La ingobernabilidad es una constante en el
comportamiento político de una clase media descontenta, dentro y fuera
de España, a lo largo del siglo XX. «Lo mismo puede derivar hacia el
ultraconservadurismo (el maurismo en la España de la Restauración o el Frente Nacional en la Francia actual) que hacia posturas radicales más o menos de izquierdas (por ejemplo, Podemos), aunque difícilmente encasillables en el socialismo revolucionario o en el comunismo clásico», explica el catedrático Fuentes.
El
miedo, la principal pulsión política de esta nueva clase de
descontentos y socialmente indefensos, puede condicionar su sensibilidad
política. «La izquierda tradicional, de origen marxista, ha visto
siempre con desconfianza a la clase media; primero, por ser ajena a su
propia cultura de clase obrera, y en segundo lugar por sus bandazos
políticos a lo largo de la historia, según cual fuera el origen de ese
miedo», añade Fuentes.

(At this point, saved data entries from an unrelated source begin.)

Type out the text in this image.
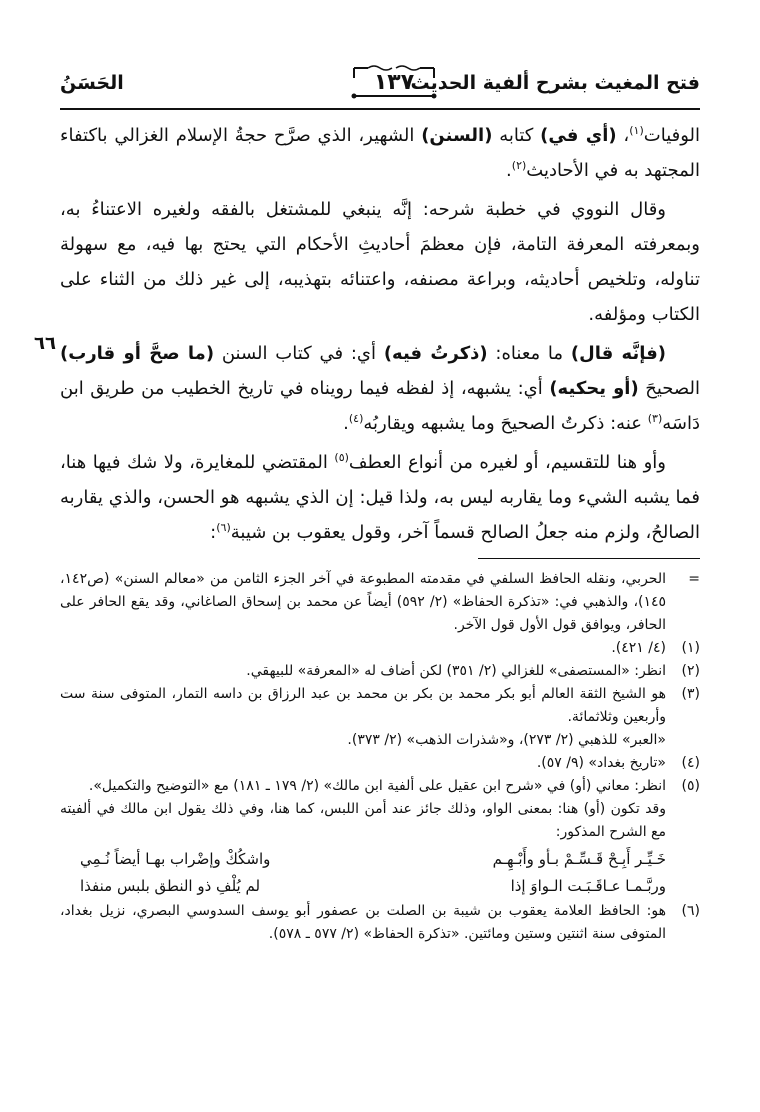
فتح المغيث بشرح ألفية الحديث
١٣٧
الحَسَنُ
٦٦

الوفيات$^{(١)}$، (أي في) كتابه (السنن) الشهير، الذي صرَّح حجةُ الإسلام الغزالي باكتفاء المجتهد به في الأحاديث$^{(٢)}$.

وقال النووي في خطبة شرحه: إنَّه ينبغي للمشتغل بالفقه ولغيره الاعتناءُ به، وبمعرفته المعرفة التامة، فإن معظمَ أحاديثِ الأحكام التي يحتج بها فيه، مع سهولة تناوله، وتلخيص أحاديثه، وبراعة مصنفه، واعتنائه بتهذيبه، إلى غير ذلك من الثناء على الكتاب ومؤلفه.

(فإنَّه قال) ما معناه: (ذكرتُ فيه) أي: في كتاب السنن (ما صحَّ أو قارب) الصحيحَ (أو يحكيه) أي: يشبهه، إذ لفظه فيما رويناه في تاريخ الخطيب من طريق ابن دَاسَه$^{(٣)}$ عنه: ذكرتُ الصحيحَ وما يشبهه ويقاربُه$^{(٤)}$.

وأو هنا للتقسيم، أو لغيره من أنواع العطف$^{(٥)}$ المقتضي للمغايرة، ولا شك فيها هنا، فما يشبه الشيء وما يقاربه ليس به، ولذا قيل: إن الذي يشبهه هو الحسن، والذي يقاربه الصالحُ، ولزم منه جعلُ الصالح قسماً آخر، وقول يعقوب بن شيبة$^{(٦)}$:

=

الحربي، ونقله الحافظ السلفي في مقدمته المطبوعة في آخر الجزء الثامن من «معالم السنن» (ص١٤٢، ١٤٥)، والذهبي في: «تذكرة الحفاظ» (٢/ ٥٩٢) أيضاً عن محمد بن إسحاق الصاغاني، وقد يقع الحافر على الحافر، ويوافق قول الأول قول الآخر.

(١)

(٤/ ٤٢١).

(٢)

انظر: «المستصفى» للغزالي (٢/ ٣٥١) لكن أضاف له «المعرفة» للبيهقي.

(٣)

هو الشيخ الثقة العالم أبو بكر محمد بن بكر بن محمد بن عبد الرزاق بن داسه التمار، المتوفى سنة ست وأربعين وثلاثمائة.

«العبر» للذهبي (٢/ ٢٧٣)، و«شذرات الذهب» (٢/ ٣٧٣).

(٤)

«تاريخ بغداد» (٩/ ٥٧).

(٥)

انظر: معاني (أو) في «شرح ابن عقيل على ألفية ابن مالك» (٢/ ١٧٩ ـ ١٨١) مع «التوضيح والتكميل».

وقد تكون (أو) هنا: بمعنى الواو، وذلك جائز عند أمن اللبس، كما هنا، وفي ذلك يقول ابن مالك في ألفيته مع الشرح المذكور:

خَـيِّـر أَبِـحْ قَـسِّـمْ بـأو وأَبْـهِـم
واشكُكْ وإضْراب بهـا أيضاً نُـمِي
وربَّـمـا عـاقَـبَـت الـواوَ إذا
لم يُلْفِ ذو النطق بلبس منفذا
(٦)

هو: الحافظ العلامة يعقوب بن شيبة بن الصلت بن عصفور أبو يوسف السدوسي البصري، نزيل بغداد، المتوفى سنة اثنتين وستين ومائتين. «تذكرة الحفاظ» (٢/ ٥٧٧ ـ ٥٧٨).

Así, ha fluctuado entre posiciones muy
conservadoras, como la Dictadura de Primo de Rivera, y un liberalismo progresista radical (la II República en sus inicios).
En España, esta clase social moribunda se aferra ahora a los dos nuevos partidos en busca de soluciones mágicas. Hay una polarización de los sectores sociales más descontentos entre Podemos y Ciudadanos.
Podemos es un nuevo radicalismo que puede conectar, como el
republicanismo de izquierdas en los años 30, con la frustración de una
clase media en plena lucha por sobrevivir y que busca una salida fuera
de los circuitos políticos tradicionales. La clase media funcionarial
también habría derivado hacia Podemos, al ver en riesgo su estatus por
la reducción de empleo público. En el otro lado, la clase media
profesional (compuesta sobre todo por autónomos), que mantiene al Estado
con sus impuestos, habría conectado mejor con Ciudadanos.
Es
significativo, en todo caso, que los dos nuevos partidos se presenten
como los únicos capaces de contentar a la clase media. Quizás no sean
conscientes aún de que ha dejado de existir.